Aunque el menospreciar el nombre de la nación y hasta la lengua común venga de lejos y no solo por los comineros y continuos conflictos causados por los planes de regularización de los otros idiomas españoles, sino por un complejo llamémosle político. Básteme recordar que durante la Transición quedaba de buen tono utilizar “este país” por España, como si pronunciar el nombre de la nación avergonzase o denotase una adscripción a la recién fenecida dictadura. Y ya pudo el presidente González organizar una exposición universal en La Cartuja y una olimpiada en Barcelona, que estos colosales fastos no consiguieron levantar tal baldón. Es más; se continuaba, en círculos muy morigerados et tres charmant, prestando oídos gustosos a cuanto fuera afear la tradición y la historia patria y, por descontado, su idioma. De modo que cuando se impuso el cambio en la toponimia de las carreteras y de los documentos oficiales para todo el territorio nacional, antes que como reconocimiento y orgullo de que también a los lugares se los denominaba y escribía de forma distinta en las lenguas regionales, sonó a revancha, pues se produjo un ocultamiento borrador de su nombre en español. Naturalmente; fue acogido en los anteriores círculos con untuosa complacencia, al punto que hubo y hay quien hace alarde de tales denominaciones cuando habla en castellano con el empalagoso afán de denotar un supuesto talante democrático e integrador. Es ocioso que les añada que estos individuos siempre suenan a ridículos y a tartufescos, máxime cuando apenas son capaces de pronunciar más allá de alguna frase de socorro en estas lenguas.

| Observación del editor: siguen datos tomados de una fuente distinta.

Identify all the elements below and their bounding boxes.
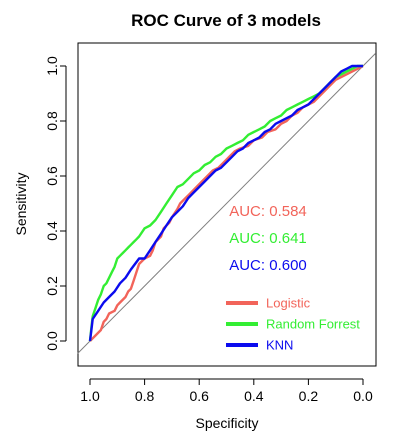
reference-diagonal-line <box>78 54 376 354</box>
y-tick-label: 0.8 <box>44 111 60 131</box>
legend-label: Random Forrest <box>266 317 360 332</box>
x-tick-label: 0.4 <box>244 388 264 404</box>
y-tick-label: 0.2 <box>44 276 60 296</box>
auc-label: AUC: 0.641 <box>229 230 307 247</box>
y-tick-label: 1.0 <box>44 56 60 76</box>
auc-label: AUC: 0.600 <box>229 257 307 274</box>
y-axis: 0.0 0.2 0.4 0.6 0.8 1.0 <box>44 56 66 351</box>
legend-label: Logistic <box>266 296 311 311</box>
legend-label: KNN <box>266 338 293 353</box>
x-axis-title: Specificity <box>195 415 258 431</box>
x-tick-label: 0.8 <box>135 388 155 404</box>
x-axis: 1.0 0.8 0.6 0.4 0.2 0.0 <box>80 379 373 404</box>
y-tick-label: 0.6 <box>44 166 60 186</box>
x-tick-label: 0.6 <box>189 388 209 404</box>
legend: Logistic Random Forrest KNN <box>226 296 360 353</box>
x-tick-label: 1.0 <box>80 388 100 404</box>
auc-label: AUC: 0.584 <box>229 203 307 220</box>
y-tick-label: 0.0 <box>44 331 60 351</box>
y-axis-title: Sensitivity <box>13 172 29 235</box>
y-tick-label: 0.4 <box>44 221 60 241</box>
chart-title: ROC Curve of 3 models <box>131 11 321 30</box>
x-tick-label: 0.2 <box>299 388 319 404</box>
x-tick-label: 0.0 <box>353 388 373 404</box>
auc-annotations: AUC: 0.584 AUC: 0.641 AUC: 0.600 <box>229 203 307 274</box>
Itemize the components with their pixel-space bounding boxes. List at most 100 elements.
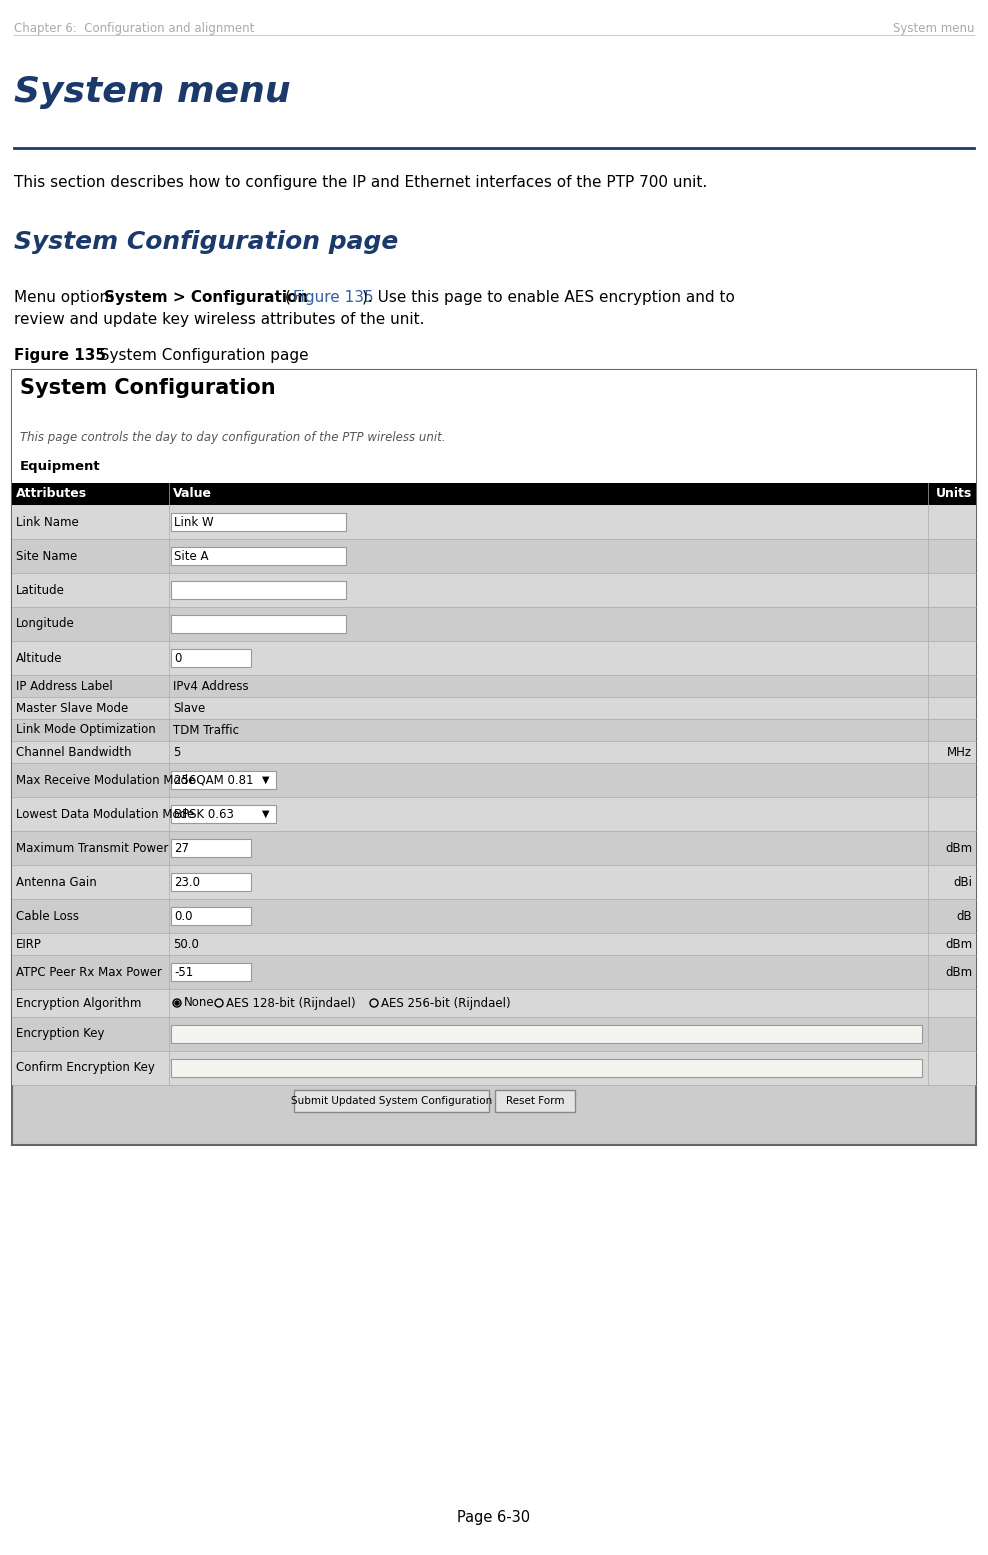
Text: dBi: dBi	[953, 875, 972, 888]
Text: 0: 0	[174, 652, 182, 664]
Text: Slave: Slave	[173, 701, 206, 714]
Bar	[171, 1059, 922, 1078]
Bar	[12, 764, 976, 798]
Text: ▼: ▼	[262, 809, 270, 819]
Text: 23.0: 23.0	[174, 875, 200, 888]
Text: ▼: ▼	[262, 774, 270, 785]
Bar	[12, 718, 976, 742]
Text: ATPC Peer Rx Max Power: ATPC Peer Rx Max Power	[16, 966, 162, 978]
Bar	[294, 1090, 489, 1112]
Text: 5: 5	[173, 745, 181, 759]
Text: dBm: dBm	[945, 966, 972, 978]
Text: dB: dB	[956, 910, 972, 922]
Text: Maximum Transmit Power: Maximum Transmit Power	[16, 841, 168, 855]
Text: dBm: dBm	[945, 841, 972, 855]
Text: Figure 135: Figure 135	[14, 348, 106, 362]
Text: (: (	[285, 289, 290, 305]
Bar	[12, 830, 976, 865]
Bar	[12, 933, 976, 955]
Bar	[12, 697, 976, 718]
Bar	[171, 771, 276, 788]
Text: System > Configuration: System > Configuration	[104, 289, 308, 305]
Text: 0.0: 0.0	[174, 910, 193, 922]
Text: Page 6-30: Page 6-30	[457, 1510, 531, 1525]
Text: Latitude: Latitude	[16, 583, 65, 597]
Bar	[171, 614, 346, 633]
Bar	[171, 513, 346, 530]
Bar	[12, 955, 976, 989]
Bar	[171, 648, 251, 667]
Bar	[12, 742, 976, 764]
Text: System menu: System menu	[14, 75, 290, 109]
Bar	[12, 798, 976, 830]
Text: dBm: dBm	[945, 938, 972, 950]
Bar	[171, 963, 251, 981]
Text: Master Slave Mode: Master Slave Mode	[16, 701, 128, 714]
Text: Attributes: Attributes	[16, 487, 87, 501]
Text: Lowest Data Modulation Mode: Lowest Data Modulation Mode	[16, 807, 195, 821]
Text: System Configuration page: System Configuration page	[90, 348, 308, 362]
Text: 50.0: 50.0	[173, 938, 199, 950]
Bar	[12, 606, 976, 641]
Bar	[171, 907, 251, 925]
Text: Channel Bandwidth: Channel Bandwidth	[16, 745, 131, 759]
Bar	[12, 425, 976, 456]
Text: This section describes how to configure the IP and Ethernet interfaces of the PT: This section describes how to configure …	[14, 176, 707, 190]
Text: review and update key wireless attributes of the unit.: review and update key wireless attribute…	[14, 313, 425, 327]
Text: Altitude: Altitude	[16, 652, 62, 664]
Text: MHz: MHz	[947, 745, 972, 759]
Bar	[12, 456, 976, 484]
Text: Submit Updated System Configuration: Submit Updated System Configuration	[290, 1096, 492, 1106]
Text: Max Receive Modulation Mode: Max Receive Modulation Mode	[16, 773, 196, 787]
Text: Menu option:: Menu option:	[14, 289, 120, 305]
Bar	[12, 540, 976, 572]
Text: BPSK 0.63: BPSK 0.63	[174, 807, 234, 821]
Bar	[12, 484, 976, 505]
Text: Chapter 6:  Configuration and alignment: Chapter 6: Configuration and alignment	[14, 22, 254, 36]
Bar	[171, 1025, 922, 1043]
Text: IP Address Label: IP Address Label	[16, 680, 113, 692]
Text: System menu: System menu	[892, 22, 974, 36]
Bar	[12, 370, 976, 1144]
Text: Link Name: Link Name	[16, 516, 79, 529]
Bar	[12, 865, 976, 899]
Text: ). Use this page to enable AES encryption and to: ). Use this page to enable AES encryptio…	[362, 289, 735, 305]
Text: This page controls the day to day configuration of the PTP wireless unit.: This page controls the day to day config…	[20, 431, 446, 445]
Text: -51: -51	[174, 966, 194, 978]
Bar	[12, 572, 976, 606]
Text: Site A: Site A	[174, 549, 208, 563]
Text: 256QAM 0.81: 256QAM 0.81	[174, 773, 254, 787]
Bar	[495, 1090, 575, 1112]
Text: Link W: Link W	[174, 516, 213, 529]
Text: Antenna Gain: Antenna Gain	[16, 875, 97, 888]
Bar	[171, 547, 346, 564]
Text: EIRP: EIRP	[16, 938, 41, 950]
Text: System Configuration page: System Configuration page	[14, 230, 398, 253]
Bar	[12, 1017, 976, 1051]
Bar	[12, 641, 976, 675]
Circle shape	[175, 1001, 179, 1005]
Text: 27: 27	[174, 841, 189, 855]
Text: Longitude: Longitude	[16, 617, 75, 630]
Text: Equipment: Equipment	[20, 460, 101, 473]
Bar	[12, 899, 976, 933]
Bar	[12, 989, 976, 1017]
Text: Value: Value	[173, 487, 212, 501]
Bar	[171, 840, 251, 857]
Text: IPv4 Address: IPv4 Address	[173, 680, 249, 692]
Bar	[12, 675, 976, 697]
Text: AES 128-bit (Rijndael): AES 128-bit (Rijndael)	[226, 997, 356, 1009]
Text: System Configuration: System Configuration	[20, 378, 276, 398]
Text: Units: Units	[936, 487, 972, 501]
Bar	[12, 370, 976, 425]
Text: Confirm Encryption Key: Confirm Encryption Key	[16, 1062, 155, 1075]
Text: Link Mode Optimization: Link Mode Optimization	[16, 723, 156, 737]
Bar	[12, 1051, 976, 1085]
Bar	[171, 805, 276, 823]
Text: Cable Loss: Cable Loss	[16, 910, 79, 922]
Text: TDM Traffic: TDM Traffic	[173, 723, 239, 737]
Bar	[12, 505, 976, 540]
Text: Encryption Algorithm: Encryption Algorithm	[16, 997, 141, 1009]
Text: AES 256-bit (Rijndael): AES 256-bit (Rijndael)	[381, 997, 511, 1009]
Text: Reset Form: Reset Form	[506, 1096, 564, 1106]
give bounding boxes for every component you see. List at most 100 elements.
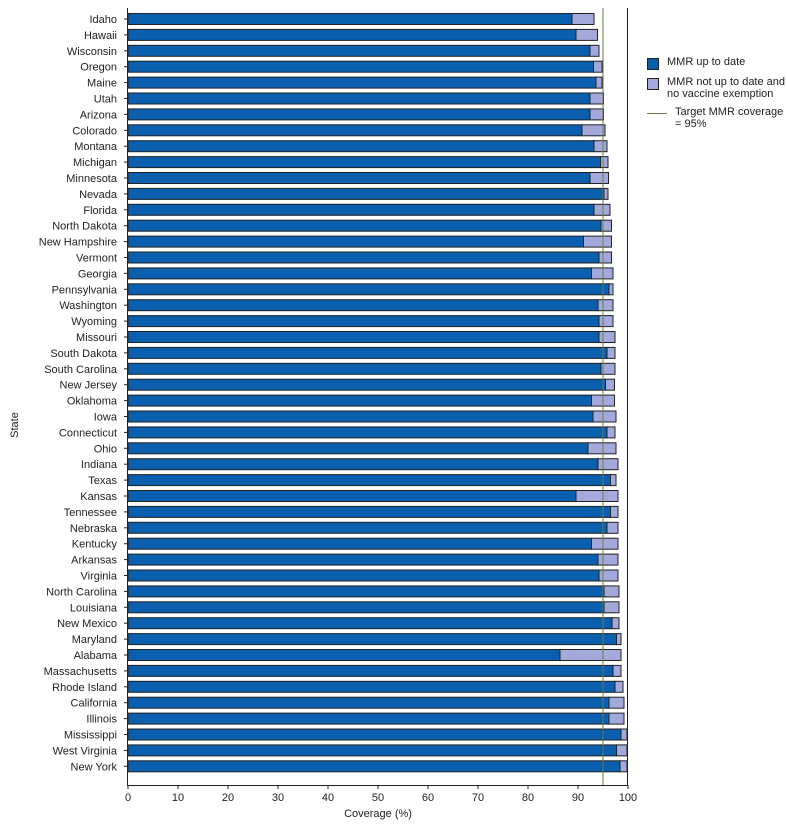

El colmo de la petulancia lingüística contra lo hispánico llegó con la propagación desde estamentos gubernativos y, a la par, entre la avispada prensa, del término Latinoamérica —o América latina—, con tal de sepultar la precisa designación de Hispanoamérica. De nuevo obraba y obra aquí esa verecundia por cuanto sonase a español; encima, contra la máxima gesta de la nación —con sus crueldades pero también con sus prodigios legendarios— y con la que España inauguró, además, la Modernidad. Y para mayor sonrojo, cuando esta denominación, como cuenta el mejicano Fernando del Paso en Noticias de un imperio (1987), encierra una paradoja ignorada bochornosamente por cuantos la utilizan como un distingo respetuoso con nuestros americanos: la voz de Latinoamérica no es más que una creación de la propaganda imperialista de Napoleón III en su empeño por apropiarse del istmo centroamericano.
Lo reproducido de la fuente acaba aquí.